Does this mean that the 30% do feel more strongly than the 65%? No, it does not. It is simply a caution that we do not know and important piece of information.
– Support for restrictions is not the same as compliance with restrictions
This might be the most important point of all: It is easy to tell a pollster that you support the latest restrictions, but supporting a restriction, and actually cancelling your Christmas plans with family, are two different things. In fact, it is eminently possible that some people support these restrictions on the basis that many people have the option to ignore them entirely: The limits on family gatherings, for example, are entirely advisory. There will be some section of covid hyper-cautious people who obey them to the letter, but it is reasonable to expect that a great many people will nod their heads and say “yes, sure”, and then continue living their lives as normal anyway.
– Restrictions justify our own poor character
To be clear, the previous bullets in this piece are factual statements. This one, by contrast, is a personal opinion, which the reader can take or leave. It should be noted, though, that vaccine passports, for example, have always been very popular with voters in Ireland despite no evidence that they do anything to limit the spread of covid 19. What they do, though, is something inherently appealing to many people: They punish perceived wrongdoers. That same observation might be made about nightclub closures, which are perceived in some circles to punish young people who get drunk and behave irresponsibly. Facemasks in schools, too, appeal to the darker part of the human psyche, and the notion that children cannot be trusted to behave themselves. All these beliefs have the helpful side effect of transferring responsibility for illness onto somebody else. As such, if you get covid, you can blame the unvaccinated, or the children in schools, or the reckless young. These restrictions appeal to human resentment: If you are older and at risk and worried you might not be able to see family this Christmas, then it provides a scrooge-like crumb of comfort that everybody else is being made as miserable as you are.

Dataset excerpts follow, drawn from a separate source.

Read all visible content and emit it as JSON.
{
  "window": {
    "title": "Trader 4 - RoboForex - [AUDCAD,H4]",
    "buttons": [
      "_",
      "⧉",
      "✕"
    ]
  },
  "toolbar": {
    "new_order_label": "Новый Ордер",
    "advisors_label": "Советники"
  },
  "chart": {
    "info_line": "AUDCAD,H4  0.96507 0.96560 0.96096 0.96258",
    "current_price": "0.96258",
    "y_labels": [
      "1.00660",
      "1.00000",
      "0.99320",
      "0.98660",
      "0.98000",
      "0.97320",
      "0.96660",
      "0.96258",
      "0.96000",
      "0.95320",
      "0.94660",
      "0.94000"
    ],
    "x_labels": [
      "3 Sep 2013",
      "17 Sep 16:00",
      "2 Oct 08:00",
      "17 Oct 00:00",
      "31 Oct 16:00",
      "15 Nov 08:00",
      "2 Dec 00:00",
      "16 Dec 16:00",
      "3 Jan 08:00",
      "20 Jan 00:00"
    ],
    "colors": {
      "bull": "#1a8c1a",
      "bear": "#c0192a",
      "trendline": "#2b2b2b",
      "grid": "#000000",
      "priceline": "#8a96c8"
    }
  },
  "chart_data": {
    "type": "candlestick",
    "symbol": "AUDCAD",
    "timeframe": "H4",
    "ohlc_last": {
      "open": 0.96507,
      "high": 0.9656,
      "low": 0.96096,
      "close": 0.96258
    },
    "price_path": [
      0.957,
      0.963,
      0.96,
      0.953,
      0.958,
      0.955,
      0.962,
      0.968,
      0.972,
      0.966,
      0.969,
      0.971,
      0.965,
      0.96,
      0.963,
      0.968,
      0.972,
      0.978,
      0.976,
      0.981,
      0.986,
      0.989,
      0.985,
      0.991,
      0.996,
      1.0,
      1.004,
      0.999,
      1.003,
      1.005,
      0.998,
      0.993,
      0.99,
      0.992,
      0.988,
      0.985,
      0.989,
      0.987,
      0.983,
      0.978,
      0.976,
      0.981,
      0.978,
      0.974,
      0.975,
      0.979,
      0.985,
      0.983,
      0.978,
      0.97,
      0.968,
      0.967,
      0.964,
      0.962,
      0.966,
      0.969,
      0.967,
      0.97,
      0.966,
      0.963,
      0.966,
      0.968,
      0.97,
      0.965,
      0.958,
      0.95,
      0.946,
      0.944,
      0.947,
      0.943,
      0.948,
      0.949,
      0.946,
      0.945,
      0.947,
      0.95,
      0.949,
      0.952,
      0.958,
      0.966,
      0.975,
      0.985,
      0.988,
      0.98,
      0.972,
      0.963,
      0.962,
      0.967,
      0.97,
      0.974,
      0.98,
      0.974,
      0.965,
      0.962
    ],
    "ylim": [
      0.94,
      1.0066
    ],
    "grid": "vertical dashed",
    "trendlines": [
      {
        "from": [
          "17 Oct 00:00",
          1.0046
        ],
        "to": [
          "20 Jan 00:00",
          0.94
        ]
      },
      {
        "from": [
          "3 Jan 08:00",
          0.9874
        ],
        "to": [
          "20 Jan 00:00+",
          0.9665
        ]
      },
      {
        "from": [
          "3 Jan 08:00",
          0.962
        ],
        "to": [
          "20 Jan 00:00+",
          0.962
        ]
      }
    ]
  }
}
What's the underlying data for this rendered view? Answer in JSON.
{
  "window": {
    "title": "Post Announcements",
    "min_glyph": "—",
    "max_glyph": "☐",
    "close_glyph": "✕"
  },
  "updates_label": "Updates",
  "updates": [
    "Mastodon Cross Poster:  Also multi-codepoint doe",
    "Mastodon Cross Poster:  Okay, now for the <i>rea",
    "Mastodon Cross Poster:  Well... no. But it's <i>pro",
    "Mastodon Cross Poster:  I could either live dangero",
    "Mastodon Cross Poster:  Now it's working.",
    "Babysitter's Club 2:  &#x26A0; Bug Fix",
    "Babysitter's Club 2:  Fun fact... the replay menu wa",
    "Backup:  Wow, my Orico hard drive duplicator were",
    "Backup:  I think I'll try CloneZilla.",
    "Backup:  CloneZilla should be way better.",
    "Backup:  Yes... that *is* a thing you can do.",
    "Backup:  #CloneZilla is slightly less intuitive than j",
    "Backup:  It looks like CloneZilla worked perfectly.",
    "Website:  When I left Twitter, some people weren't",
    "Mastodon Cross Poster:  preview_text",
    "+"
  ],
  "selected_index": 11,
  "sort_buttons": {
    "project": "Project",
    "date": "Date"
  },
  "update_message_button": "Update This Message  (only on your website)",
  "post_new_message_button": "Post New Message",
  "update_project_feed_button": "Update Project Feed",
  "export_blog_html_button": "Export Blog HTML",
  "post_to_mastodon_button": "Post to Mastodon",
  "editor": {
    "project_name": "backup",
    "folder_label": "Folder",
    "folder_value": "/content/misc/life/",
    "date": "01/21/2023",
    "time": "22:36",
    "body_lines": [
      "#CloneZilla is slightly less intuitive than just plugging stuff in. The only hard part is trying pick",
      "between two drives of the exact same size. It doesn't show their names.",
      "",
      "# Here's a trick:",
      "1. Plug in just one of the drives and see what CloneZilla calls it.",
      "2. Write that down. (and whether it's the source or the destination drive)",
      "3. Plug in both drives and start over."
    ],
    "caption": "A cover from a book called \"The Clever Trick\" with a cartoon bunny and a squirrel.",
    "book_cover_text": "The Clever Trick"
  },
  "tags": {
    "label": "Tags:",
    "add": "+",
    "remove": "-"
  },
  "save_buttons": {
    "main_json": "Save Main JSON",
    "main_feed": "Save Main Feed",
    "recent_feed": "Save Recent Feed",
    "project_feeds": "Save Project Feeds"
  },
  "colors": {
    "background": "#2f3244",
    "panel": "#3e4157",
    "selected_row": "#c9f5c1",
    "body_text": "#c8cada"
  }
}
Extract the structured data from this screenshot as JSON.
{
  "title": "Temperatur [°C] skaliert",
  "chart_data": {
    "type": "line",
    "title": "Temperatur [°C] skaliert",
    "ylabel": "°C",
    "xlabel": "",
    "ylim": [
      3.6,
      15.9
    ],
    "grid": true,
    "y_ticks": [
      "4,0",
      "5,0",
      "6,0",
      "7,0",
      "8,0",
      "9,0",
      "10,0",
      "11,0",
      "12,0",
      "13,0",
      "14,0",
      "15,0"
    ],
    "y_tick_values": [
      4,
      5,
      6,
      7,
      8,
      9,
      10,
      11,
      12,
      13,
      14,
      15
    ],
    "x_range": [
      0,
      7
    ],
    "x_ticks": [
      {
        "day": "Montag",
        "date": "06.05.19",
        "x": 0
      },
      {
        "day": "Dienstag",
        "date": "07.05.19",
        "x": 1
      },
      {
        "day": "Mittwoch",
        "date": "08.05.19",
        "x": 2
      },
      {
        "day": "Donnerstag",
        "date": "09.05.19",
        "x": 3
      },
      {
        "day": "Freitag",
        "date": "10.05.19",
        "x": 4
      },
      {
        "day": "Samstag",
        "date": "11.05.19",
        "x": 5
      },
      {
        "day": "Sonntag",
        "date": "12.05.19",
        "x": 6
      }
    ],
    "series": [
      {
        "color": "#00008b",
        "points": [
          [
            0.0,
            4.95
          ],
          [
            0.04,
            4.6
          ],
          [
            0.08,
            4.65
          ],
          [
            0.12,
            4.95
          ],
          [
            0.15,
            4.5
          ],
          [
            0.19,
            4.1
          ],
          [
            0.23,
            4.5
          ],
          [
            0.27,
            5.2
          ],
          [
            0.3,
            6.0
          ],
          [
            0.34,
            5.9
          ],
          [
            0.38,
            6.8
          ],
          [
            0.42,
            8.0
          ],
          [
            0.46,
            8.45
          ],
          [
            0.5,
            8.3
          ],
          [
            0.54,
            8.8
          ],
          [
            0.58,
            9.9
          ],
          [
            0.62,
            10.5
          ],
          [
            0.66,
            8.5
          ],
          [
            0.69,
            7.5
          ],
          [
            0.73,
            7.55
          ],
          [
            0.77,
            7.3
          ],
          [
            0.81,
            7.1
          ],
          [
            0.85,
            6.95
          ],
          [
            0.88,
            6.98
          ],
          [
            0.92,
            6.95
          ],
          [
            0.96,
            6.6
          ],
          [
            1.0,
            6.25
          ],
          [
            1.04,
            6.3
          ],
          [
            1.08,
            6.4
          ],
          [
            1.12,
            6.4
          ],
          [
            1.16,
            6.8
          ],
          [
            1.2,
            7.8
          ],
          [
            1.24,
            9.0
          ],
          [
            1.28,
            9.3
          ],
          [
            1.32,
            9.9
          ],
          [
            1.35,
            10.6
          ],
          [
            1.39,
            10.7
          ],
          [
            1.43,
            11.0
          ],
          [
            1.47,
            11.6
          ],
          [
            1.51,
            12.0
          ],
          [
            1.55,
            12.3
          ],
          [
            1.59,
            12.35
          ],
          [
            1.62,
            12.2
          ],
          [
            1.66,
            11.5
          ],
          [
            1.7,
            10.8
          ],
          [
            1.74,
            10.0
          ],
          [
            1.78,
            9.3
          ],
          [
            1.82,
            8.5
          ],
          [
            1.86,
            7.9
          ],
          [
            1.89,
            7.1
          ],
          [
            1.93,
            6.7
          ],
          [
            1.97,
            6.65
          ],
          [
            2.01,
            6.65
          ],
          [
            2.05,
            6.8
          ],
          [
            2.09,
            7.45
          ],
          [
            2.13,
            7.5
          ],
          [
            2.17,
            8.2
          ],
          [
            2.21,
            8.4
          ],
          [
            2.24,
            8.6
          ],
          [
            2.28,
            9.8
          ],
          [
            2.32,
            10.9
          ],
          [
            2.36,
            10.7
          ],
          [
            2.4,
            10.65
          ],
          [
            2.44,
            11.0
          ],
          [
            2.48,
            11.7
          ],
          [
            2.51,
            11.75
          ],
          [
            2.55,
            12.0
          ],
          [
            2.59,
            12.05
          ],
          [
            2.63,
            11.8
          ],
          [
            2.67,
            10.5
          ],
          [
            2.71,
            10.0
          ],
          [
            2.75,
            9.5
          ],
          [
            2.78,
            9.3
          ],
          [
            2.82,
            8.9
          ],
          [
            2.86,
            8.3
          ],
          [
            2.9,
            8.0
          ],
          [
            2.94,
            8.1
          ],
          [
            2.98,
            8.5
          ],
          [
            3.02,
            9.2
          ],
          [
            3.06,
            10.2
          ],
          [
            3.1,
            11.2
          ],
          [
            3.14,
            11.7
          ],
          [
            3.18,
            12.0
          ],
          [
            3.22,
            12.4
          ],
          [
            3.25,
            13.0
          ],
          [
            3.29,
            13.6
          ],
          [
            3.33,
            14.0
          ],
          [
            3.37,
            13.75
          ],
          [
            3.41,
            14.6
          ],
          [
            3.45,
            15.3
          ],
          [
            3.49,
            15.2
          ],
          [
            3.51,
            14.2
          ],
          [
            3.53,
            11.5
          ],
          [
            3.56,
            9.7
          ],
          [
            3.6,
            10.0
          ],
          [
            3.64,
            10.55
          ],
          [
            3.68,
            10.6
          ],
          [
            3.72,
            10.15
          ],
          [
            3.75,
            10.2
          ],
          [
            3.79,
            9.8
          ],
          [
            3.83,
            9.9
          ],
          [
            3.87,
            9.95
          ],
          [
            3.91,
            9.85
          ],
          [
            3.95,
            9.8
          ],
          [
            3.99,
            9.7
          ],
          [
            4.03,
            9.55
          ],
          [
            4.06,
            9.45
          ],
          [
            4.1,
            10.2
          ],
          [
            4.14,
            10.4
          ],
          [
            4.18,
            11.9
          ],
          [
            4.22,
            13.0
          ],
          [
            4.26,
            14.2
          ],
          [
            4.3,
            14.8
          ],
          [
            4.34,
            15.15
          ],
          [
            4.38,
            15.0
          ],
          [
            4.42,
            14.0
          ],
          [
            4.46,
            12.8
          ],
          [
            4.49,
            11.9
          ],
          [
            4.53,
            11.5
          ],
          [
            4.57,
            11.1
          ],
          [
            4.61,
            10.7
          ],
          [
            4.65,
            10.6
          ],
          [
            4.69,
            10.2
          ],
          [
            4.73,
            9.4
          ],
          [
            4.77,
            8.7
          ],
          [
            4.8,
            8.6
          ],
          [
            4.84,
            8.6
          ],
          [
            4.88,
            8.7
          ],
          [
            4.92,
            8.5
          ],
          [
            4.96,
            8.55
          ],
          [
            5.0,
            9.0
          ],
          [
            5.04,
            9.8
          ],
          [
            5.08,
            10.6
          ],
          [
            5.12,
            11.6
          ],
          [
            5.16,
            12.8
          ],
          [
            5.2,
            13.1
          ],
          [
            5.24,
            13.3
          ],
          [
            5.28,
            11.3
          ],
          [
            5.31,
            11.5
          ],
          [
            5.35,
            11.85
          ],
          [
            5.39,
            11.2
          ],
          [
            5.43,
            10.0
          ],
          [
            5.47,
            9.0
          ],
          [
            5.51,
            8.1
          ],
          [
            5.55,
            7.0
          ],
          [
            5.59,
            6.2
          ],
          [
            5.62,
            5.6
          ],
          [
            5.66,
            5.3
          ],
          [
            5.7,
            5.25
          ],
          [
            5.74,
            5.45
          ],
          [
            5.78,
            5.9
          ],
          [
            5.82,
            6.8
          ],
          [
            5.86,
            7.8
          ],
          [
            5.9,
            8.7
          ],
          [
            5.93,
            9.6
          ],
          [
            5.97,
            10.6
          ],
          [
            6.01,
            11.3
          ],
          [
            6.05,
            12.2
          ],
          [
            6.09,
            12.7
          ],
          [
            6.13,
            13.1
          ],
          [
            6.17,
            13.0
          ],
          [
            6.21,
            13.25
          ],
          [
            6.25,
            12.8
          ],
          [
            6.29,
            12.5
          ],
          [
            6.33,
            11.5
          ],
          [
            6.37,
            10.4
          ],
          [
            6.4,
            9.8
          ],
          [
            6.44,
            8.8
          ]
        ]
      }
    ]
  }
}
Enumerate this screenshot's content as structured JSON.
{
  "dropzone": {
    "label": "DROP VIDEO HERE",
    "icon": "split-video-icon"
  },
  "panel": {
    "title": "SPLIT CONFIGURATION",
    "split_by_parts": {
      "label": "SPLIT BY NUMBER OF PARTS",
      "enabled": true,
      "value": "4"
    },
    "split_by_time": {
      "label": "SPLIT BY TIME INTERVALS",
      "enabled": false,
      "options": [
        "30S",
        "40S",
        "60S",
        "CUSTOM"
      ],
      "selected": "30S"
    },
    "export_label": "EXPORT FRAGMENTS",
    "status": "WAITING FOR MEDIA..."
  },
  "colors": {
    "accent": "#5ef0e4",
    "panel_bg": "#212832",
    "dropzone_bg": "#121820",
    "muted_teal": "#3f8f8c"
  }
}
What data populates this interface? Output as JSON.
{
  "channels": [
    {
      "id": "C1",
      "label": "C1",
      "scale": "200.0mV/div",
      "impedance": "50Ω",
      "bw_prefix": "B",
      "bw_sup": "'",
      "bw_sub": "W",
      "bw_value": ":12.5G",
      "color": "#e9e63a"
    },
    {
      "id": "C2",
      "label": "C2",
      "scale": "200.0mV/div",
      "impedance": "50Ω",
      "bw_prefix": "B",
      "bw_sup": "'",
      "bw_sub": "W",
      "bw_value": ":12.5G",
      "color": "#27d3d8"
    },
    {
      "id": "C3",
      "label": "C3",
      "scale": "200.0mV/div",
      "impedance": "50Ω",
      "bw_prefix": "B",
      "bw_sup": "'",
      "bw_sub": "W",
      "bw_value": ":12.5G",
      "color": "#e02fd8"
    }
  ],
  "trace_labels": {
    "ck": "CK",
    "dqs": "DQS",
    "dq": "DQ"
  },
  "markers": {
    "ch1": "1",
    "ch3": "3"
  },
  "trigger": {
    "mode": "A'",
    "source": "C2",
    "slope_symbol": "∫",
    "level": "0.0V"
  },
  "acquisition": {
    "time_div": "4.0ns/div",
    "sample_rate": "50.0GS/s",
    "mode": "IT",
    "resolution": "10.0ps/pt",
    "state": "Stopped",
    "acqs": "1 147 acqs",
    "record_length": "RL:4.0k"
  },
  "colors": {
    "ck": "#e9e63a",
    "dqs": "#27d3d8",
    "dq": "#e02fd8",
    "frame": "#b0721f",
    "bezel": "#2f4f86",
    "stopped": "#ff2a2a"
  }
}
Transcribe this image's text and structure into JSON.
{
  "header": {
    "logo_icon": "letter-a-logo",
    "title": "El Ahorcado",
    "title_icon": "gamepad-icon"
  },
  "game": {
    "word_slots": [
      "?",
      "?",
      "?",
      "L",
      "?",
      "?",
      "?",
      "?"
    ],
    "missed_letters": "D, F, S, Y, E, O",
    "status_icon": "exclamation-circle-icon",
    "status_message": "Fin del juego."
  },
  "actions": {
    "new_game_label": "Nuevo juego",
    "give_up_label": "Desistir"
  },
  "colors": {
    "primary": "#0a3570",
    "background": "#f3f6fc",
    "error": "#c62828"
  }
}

It should not be a surprise that many people feel that way.
– The public have been victims of misinformation
This last bullet point is again a personal view – though in this case more of a personal hunch. One thing that an opinion poll can do is tell you what people think the answer to a question is. It would be very interesting to see an opinion poll asking people basic questions on the pandemic, like, for example:
– In the last week, has the number of covid patients in hospital risen, or fallen?
– What percentage of people who get covid end up in hospital?
– Is the Omicron variant more, or less lethal, according to early studies, than other variants?
My strong hunch is that most people would answer these questions incorrectly, and in one consistent direction. After all, most of them get their news from RTE.